Des orchestrations de Berlioz aux rythmes technos arides et angulaires de Rabit, Mumdance Logos, Arca (proche collaborateur à qui elle fait écouter ses épreuves, confirme-t-elle), en passant par le R B/pop contemporain (Nao, « la musique que j’aime écouter en faisant la cuisine », Jeremih) et la musique qawwali de la chanteuse pakistanaise Abida Parveen, reine de la musique soufie. Aussi, Björk a joué deux chansons de Hopelessness, récent album de son amie Anohni, « une personne très importante dans ma vie ».

Parlant de sa méthode de travail, Björk Guðmundsdóttir a insisté sur la spontanéité, l’intuition, « l’importance de vivre le moment » comme sur un plancher de danse, source d’inspiration. « Lorsque j’ai acheté mon premier ordinateur portable en 1999, ça m’a libérée. Du jour au lendemain, j’ai pu composer et enregistrer moi-même mon travail dans ma chambre à coucher. » Elle rêve de disposer d’un studio portatif lui permettant même d’enregistrer pendant ses ballades dans la nature de son pays natal. « J’ai l’impression que je chante mieux au sommet d’une colline, seule avec la nature. »

Le plus ardu demeure le travail d’orchestration, un art qu’elle a appris auprès du compositeur et arrangeur brésilien Eumir Deodato, qu’elle a invité à collaborer sur les albums Post (1995) et Homogenic (1997) et avec qui elle garde toujours contact. « Chaque album me permettait de faire un pas en avant » en matière de connaissances sur le plan des orchestrations. « Aujourd’hui, je suis à 95 % autonome. »
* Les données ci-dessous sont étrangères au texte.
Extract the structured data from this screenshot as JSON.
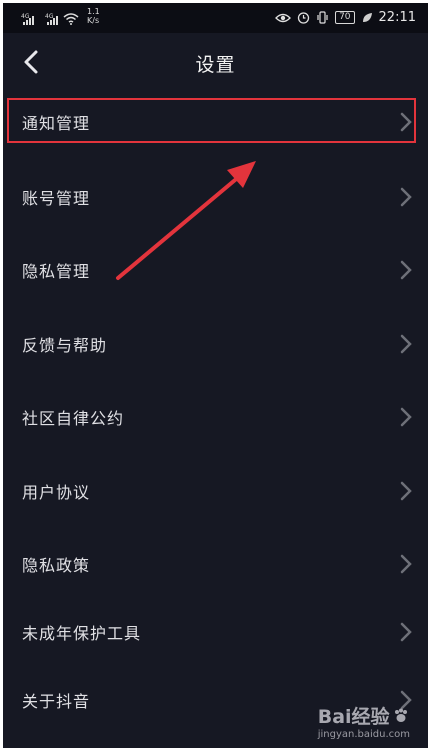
{
  "status_bar": {
    "sim1_tag": "4G",
    "sim2_tag": "4G",
    "speed_value": "1.1",
    "speed_unit": "K/s",
    "battery": "70",
    "time": "22:11"
  },
  "header": {
    "title": "设置"
  },
  "menu": [
    {
      "label": "通知管理"
    },
    {
      "label": "账号管理"
    },
    {
      "label": "隐私管理"
    },
    {
      "label": "反馈与帮助"
    },
    {
      "label": "社区自律公约"
    },
    {
      "label": "用户协议"
    },
    {
      "label": "隐私政策"
    },
    {
      "label": "未成年保护工具"
    },
    {
      "label": "关于抖音"
    }
  ],
  "annotation": {
    "highlight_color": "#e3343c"
  },
  "watermark": {
    "brand": "Bai经验",
    "url": "jingyan.baidu.com"
  },
  "colors": {
    "background": "#161823",
    "text": "#e0e0e4",
    "chevron": "#6e7079"
  }
}
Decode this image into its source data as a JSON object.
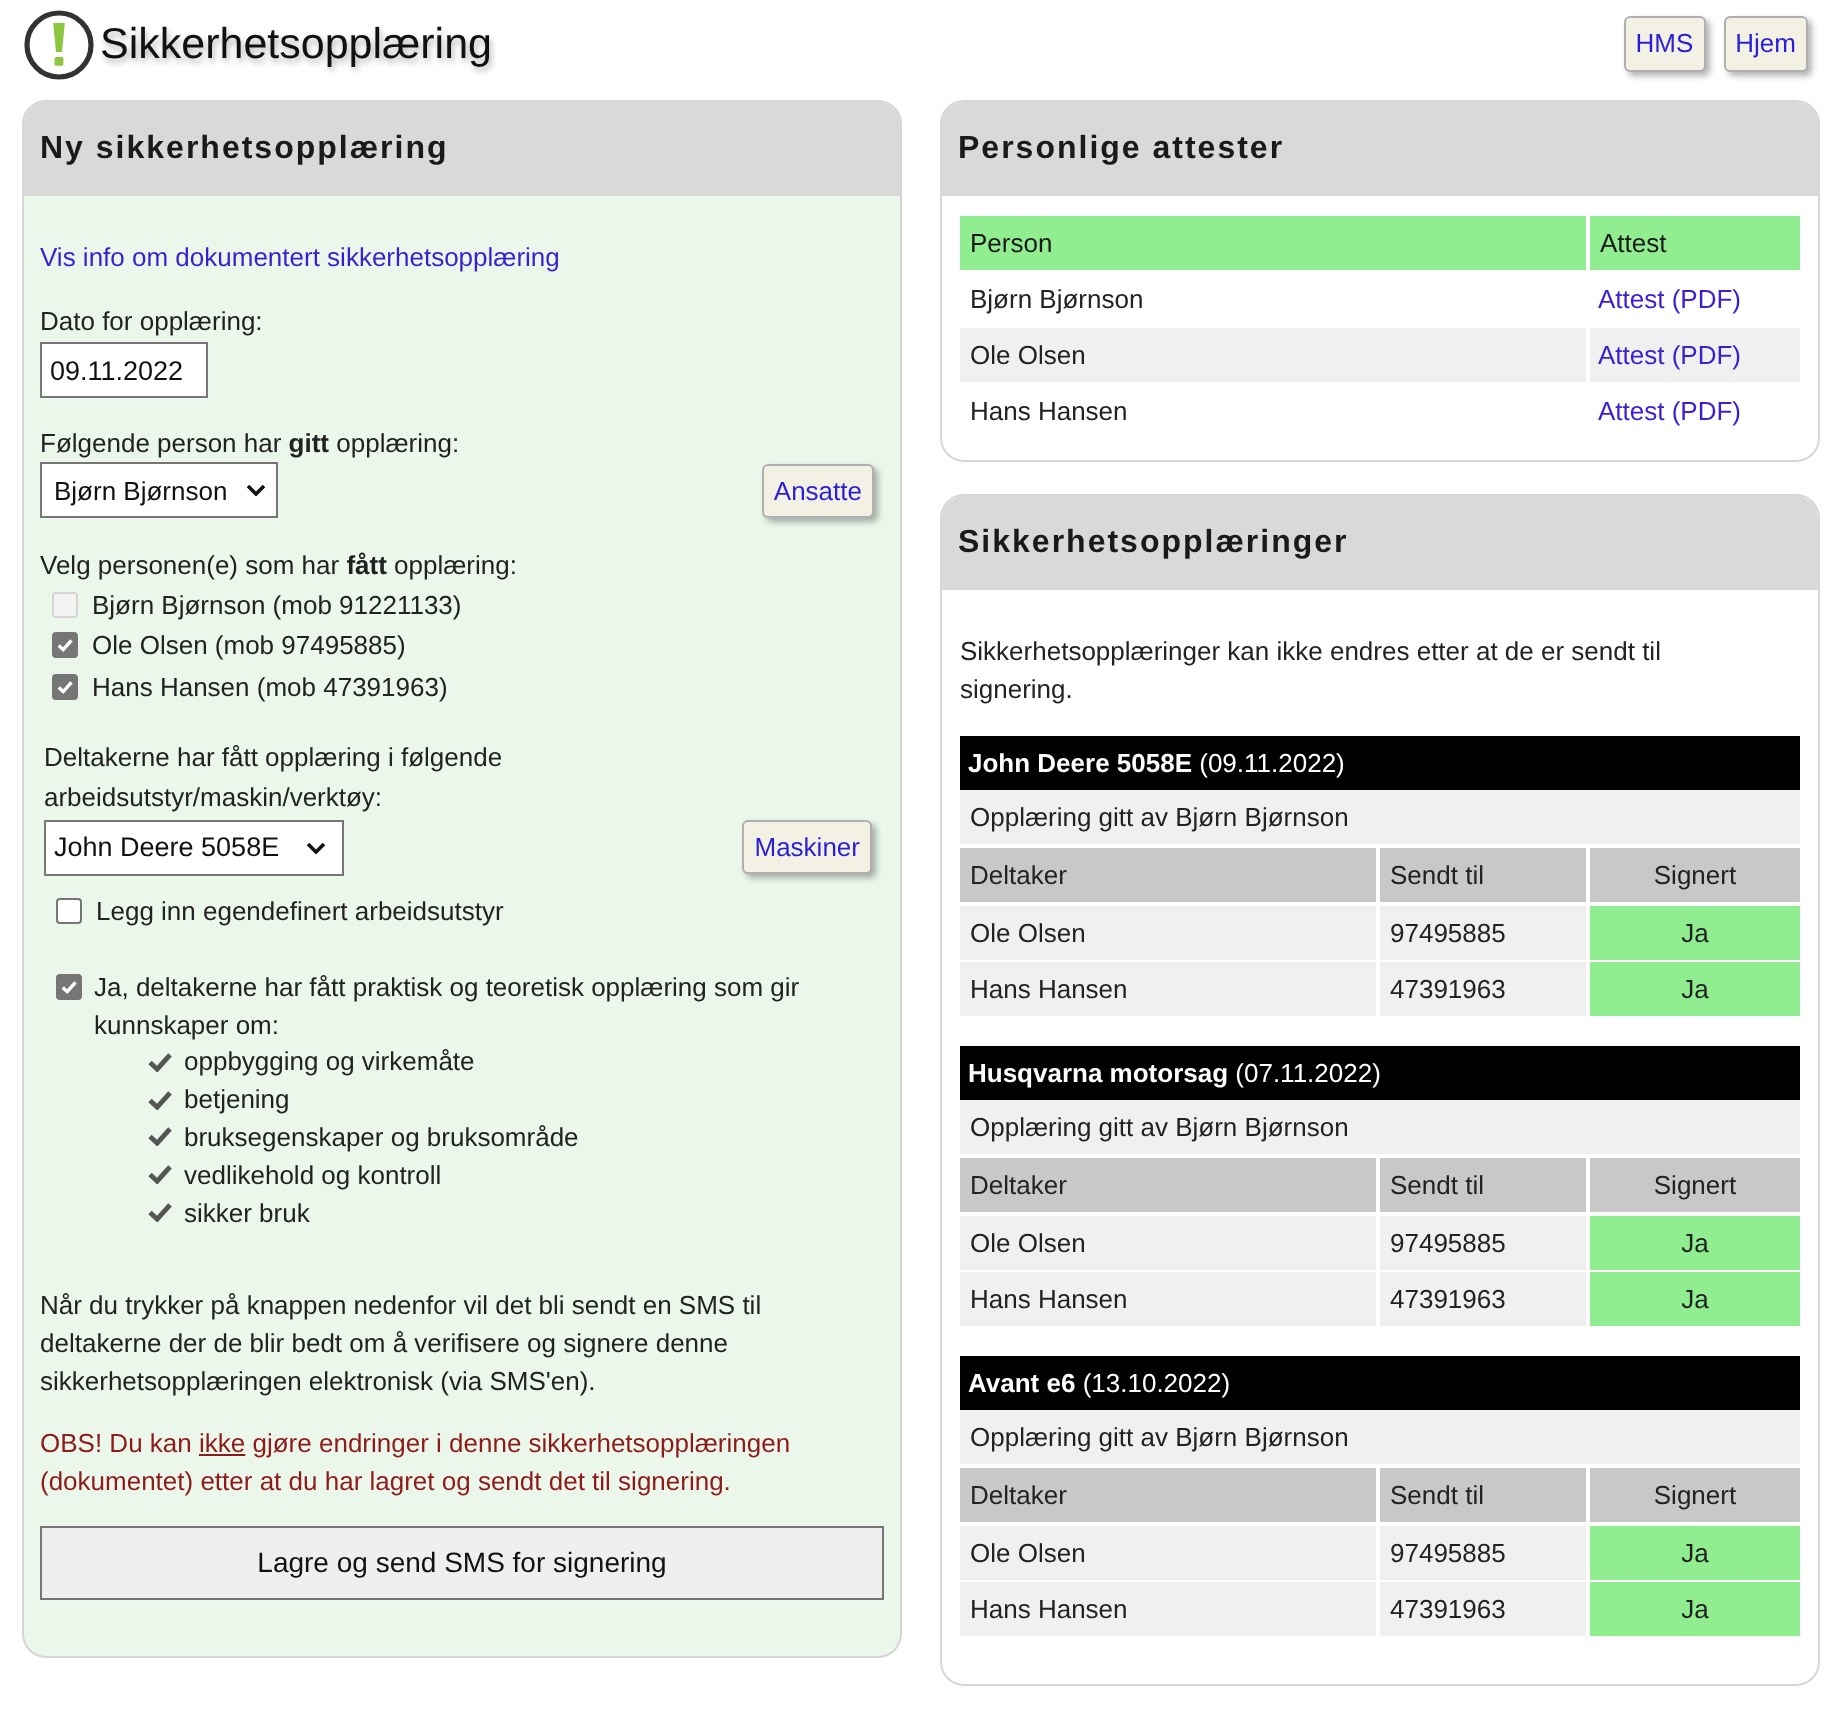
{
  "header": {
    "title": "Sikkerhetsopplæring",
    "nav_buttons": [
      "HMS",
      "Hjem"
    ]
  },
  "new_training": {
    "title": "Ny sikkerhetsopplæring",
    "info_link": "Vis info om dokumentert sikkerhetsopplæring",
    "date_label": "Dato for opplæring:",
    "date_value": "09.11.2022",
    "trainer_label": "Følgende person har **gitt** opplæring:",
    "trainer_value": "Bjørn Bjørnson",
    "trainer_button": "Ansatte",
    "trainees_label": "Velg personen(e) som har **fått** opplæring:",
    "trainees": [
      {
        "label": "Bjørn Bjørnson (mob 91221133)",
        "checked": false,
        "disabled": true
      },
      {
        "label": "Ole Olsen (mob 97495885)",
        "checked": true,
        "disabled": false
      },
      {
        "label": "Hans Hansen (mob 47391963)",
        "checked": true,
        "disabled": false
      }
    ],
    "equipment_label": "Deltakerne har fått opplæring i følgende arbeidsutstyr/maskin/verktøy:",
    "equipment_value": "John Deere 5058E",
    "equipment_button": "Maskiner",
    "custom_equipment": {
      "label": "Legg inn egendefinert arbeidsutstyr",
      "checked": false
    },
    "confirmation": {
      "label": "Ja, deltakerne har fått praktisk og teoretisk opplæring som gir kunnskaper om:",
      "checked": true
    },
    "topics": [
      "oppbygging og virkemåte",
      "betjening",
      "bruksegenskaper og bruksområde",
      "vedlikehold og kontroll",
      "sikker bruk"
    ],
    "sms_info": "Når du trykker på knappen nedenfor vil det bli sendt en SMS til deltakerne der de blir bedt om å verifisere og signere denne sikkerhetsopplæringen elektronisk (via SMS'en).",
    "warning": {
      "before": "OBS! Du kan",
      "underlined_word": "ikke",
      "after": "gjøre endringer i denne sikkerhetsopplæringen (dokumentet) etter at du har lagret og sendt det til signering."
    },
    "submit_button": "Lagre og send SMS for signering"
  },
  "certificates": {
    "title": "Personlige attester",
    "columns": [
      "Person",
      "Attest"
    ],
    "rows": [
      {
        "person": "Bjørn Bjørnson",
        "link": "Attest (PDF)"
      },
      {
        "person": "Ole Olsen",
        "link": "Attest (PDF)"
      },
      {
        "person": "Hans Hansen",
        "link": "Attest (PDF)"
      }
    ]
  },
  "trainings": {
    "title": "Sikkerhetsopplæringer",
    "note": "Sikkerhetsopplæringer kan ikke endres etter at de er sendt til signering.",
    "sessions": [
      {
        "title": "**John Deere 5058E** (09.11.2022)",
        "given_by": "Opplæring gitt av Bjørn Bjørnson",
        "columns": [
          "Deltaker",
          "Sendt til",
          "Signert"
        ],
        "rows": [
          {
            "participant": "Ole Olsen",
            "sent_to": "97495885",
            "signed": true,
            "signed_label": "Ja"
          },
          {
            "participant": "Hans Hansen",
            "sent_to": "47391963",
            "signed": true,
            "signed_label": "Ja"
          }
        ]
      },
      {
        "title": "**Husqvarna motorsag** (07.11.2022)",
        "given_by": "Opplæring gitt av Bjørn Bjørnson",
        "columns": [
          "Deltaker",
          "Sendt til",
          "Signert"
        ],
        "rows": [
          {
            "participant": "Ole Olsen",
            "sent_to": "97495885",
            "signed": true,
            "signed_label": "Ja"
          },
          {
            "participant": "Hans Hansen",
            "sent_to": "47391963",
            "signed": true,
            "signed_label": "Ja"
          }
        ]
      },
      {
        "title": "**Avant e6** (13.10.2022)",
        "given_by": "Opplæring gitt av Bjørn Bjørnson",
        "columns": [
          "Deltaker",
          "Sendt til",
          "Signert"
        ],
        "rows": [
          {
            "participant": "Ole Olsen",
            "sent_to": "97495885",
            "signed": true,
            "signed_label": "Ja"
          },
          {
            "participant": "Hans Hansen",
            "sent_to": "47391963",
            "signed": true,
            "signed_label": "Ja"
          }
        ]
      }
    ]
  }
}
La majorité du temps investi dans la création d’un album consiste pour elle à éditer le matériel à l’ordinateur. « Ça représente 90 % du travail. J’adore ça. Je crois aussi que les femmes sont très bonnes pour éditer, quelque chose que de grands cinéastes comme Coppola ont compris. Les femmes sont bonnes pour prendre du recul, avoir de la perspective sur les choses et pouvoir faire des liens [connecting all the dots] ».

Femme de rêve

La question de sa vision des femmes dans le monde (et de la musique) a surgi tôt dans la conversation lorsque l’intervieweuse a présenté une photo de la grève des femmes de 1975 en Islande, alors que 90 % de la population féminine a dénoncé ce jour-là l’iniquité salariale. L’artiste y était. « Avec ma mère. J’avais dix ans. »

Durant son parcours, elle a cru que le meilleur moyen de s’affirmer comme femme dans l’industrie de la musique « était de faire comme si c’était facile. J’ai compris qu’il fallait parfois protester et dire que c’est difficile », dit la musicienne, qui se considère privilégiée d’avoir pu compter sur le soutien de sa famille, dont certains membres l’accompagnaient en tournée pour garder ses enfants en bas âge.

Björk, parfois qualifiée d’excentrique elfe musicale, s’est avérée d’une franchise désarmante, naturelle et humaine dans ses préoccupations sociales et politiques, lançant des flèches au candidat républicain aux élections américaines ou déplorant le fait que si on sait fabriquer des iPhone 7, on aurait dû trouver le moyen d’éliminer l’effet de serre. L’une des dernières questions de la séance était à cet effet nécessaire : pourquoi le masque ? Ère du selfie oblige. « Une sorte de protection », dira-t-elle, en vantant ces créations de son ami et collaborateur James Merry.

Pendant deux heures, auprès de nous, c’est comme si elle n’en portait plus.